Referring to the meeting discussions, the BKMEA leader said Bangladesh brought in foreign investors promising that the EPZs would not have labour unions. "Now, if we go back on the assurance, it would frustrate the manufacturers."
Labour Secretary KM Abdus Salam refused to comment when asked about the country's stance about the EU terms.
But a commerce ministry official, on condition of anonymity, said the government is likely to continue to take it easy on the law enforcers as Bangladesh will not take actions against police on labour repression charges.
The EU stressed applying for trade unions with signatures of 10% workers, which met with factory owners' disapproval.
"We will not upset the EU," said the ministry official, adding, "The government will try its best to relax the conditions. We hope the EBA will continue until 2029. Bangladesh will be sincere to fulfil the conditions if we get assurance that the country will enjoy the EU's GSP Plus facility after the LDC graduation."
Ban child labour in households too
The nine-point action plan of the EU stipulates eliminating child labour within 2025 as the government plans to do away with child workers from the exporting sectors by that time.
Now the EU demand elimination of child labour in farming, forestry, fisheries, all industries and service sectors and even in households where children are employed as domestic help.
Considering the socio-economic situation, public officials think banning child labour from agriculture, informal sectors, and household works will be very challenging
In the previous proposal, the EU sought Bangladesh's roadmap to ensure quality primary education and hundred percent enrolment. But Dhaka has yet to submit the plan.
The EU now wants the government to clarify its position on the topic and has taken a firm stance for the implementation. The EU asked the government to include the free and compulsory education up to class eight to the roadmap.
The club for the European Countries also asked Bangladesh to include a provision to have mobile court drives backed by labour law and EPZ act.
The EU has been pursuing the amendments to labour law and EPZ labour act, setting up new labour courts, recruitments to the vacant posts at factory inspection department, and creating new posts before the new GSP resolution in the EU parliament slated for June 2022.
The EU is firm about the amendments and other terms by June 2022 though the government aims at implementing the nine-point action plan by December 2022 to December 2026.

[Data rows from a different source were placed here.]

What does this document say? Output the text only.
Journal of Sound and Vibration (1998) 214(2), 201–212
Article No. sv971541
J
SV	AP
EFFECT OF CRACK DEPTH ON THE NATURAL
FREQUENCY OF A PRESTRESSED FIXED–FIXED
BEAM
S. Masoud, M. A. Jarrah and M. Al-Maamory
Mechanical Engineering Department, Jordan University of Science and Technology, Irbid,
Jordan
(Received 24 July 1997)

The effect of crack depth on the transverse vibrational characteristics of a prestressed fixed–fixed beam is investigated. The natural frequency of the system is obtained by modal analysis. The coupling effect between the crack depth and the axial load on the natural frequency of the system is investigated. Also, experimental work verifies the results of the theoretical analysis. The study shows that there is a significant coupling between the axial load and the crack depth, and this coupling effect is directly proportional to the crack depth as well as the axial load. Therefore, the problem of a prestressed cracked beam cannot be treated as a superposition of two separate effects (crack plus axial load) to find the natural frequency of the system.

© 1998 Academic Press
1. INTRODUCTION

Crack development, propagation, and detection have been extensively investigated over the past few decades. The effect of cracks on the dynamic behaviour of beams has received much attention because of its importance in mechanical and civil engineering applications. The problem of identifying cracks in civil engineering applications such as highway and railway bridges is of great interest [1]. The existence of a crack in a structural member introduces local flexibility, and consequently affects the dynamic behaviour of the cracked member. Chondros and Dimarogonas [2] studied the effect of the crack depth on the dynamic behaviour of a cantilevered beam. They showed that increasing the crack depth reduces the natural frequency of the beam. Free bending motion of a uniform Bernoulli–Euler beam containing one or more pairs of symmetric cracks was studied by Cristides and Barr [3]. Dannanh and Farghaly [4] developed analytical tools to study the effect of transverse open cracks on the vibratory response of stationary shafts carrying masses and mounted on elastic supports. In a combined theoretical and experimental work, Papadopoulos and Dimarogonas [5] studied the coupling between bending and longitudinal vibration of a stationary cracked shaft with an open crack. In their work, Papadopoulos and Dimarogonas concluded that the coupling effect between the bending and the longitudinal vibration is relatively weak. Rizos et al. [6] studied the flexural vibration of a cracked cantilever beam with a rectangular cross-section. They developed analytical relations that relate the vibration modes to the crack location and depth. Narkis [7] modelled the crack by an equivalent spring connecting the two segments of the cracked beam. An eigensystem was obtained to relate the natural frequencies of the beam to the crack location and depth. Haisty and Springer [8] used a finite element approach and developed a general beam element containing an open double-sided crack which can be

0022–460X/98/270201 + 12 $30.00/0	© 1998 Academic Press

The EU specifically wants trade unions in EPZs by amending the law by June 2022.
Before amending the EPZ act, the EU is pressuring the government to formulate an EPZ labour policy in light of the Bangladesh Labour Policy 2015. Besides, it has been advocating for a policy framework by June this year so that the factory inspection department gets access to the EPZs.
The Ministry of Labour and Employment was intended to set up the new labour courts by December 2023 as the EU says the courts will have to be established by December 2022.
Dhaka had set a roadmap to fill the vacancies of labour inspectors by December next year, but the EU headquarters said the vacancies would have to be filled within this year. And new posts will have to be created by March next year.
Besides, the EU has set new conditions for apparel unit renovation, which began after the Rana Plaza collapse, within this year that Bangladesh finds almost impossible.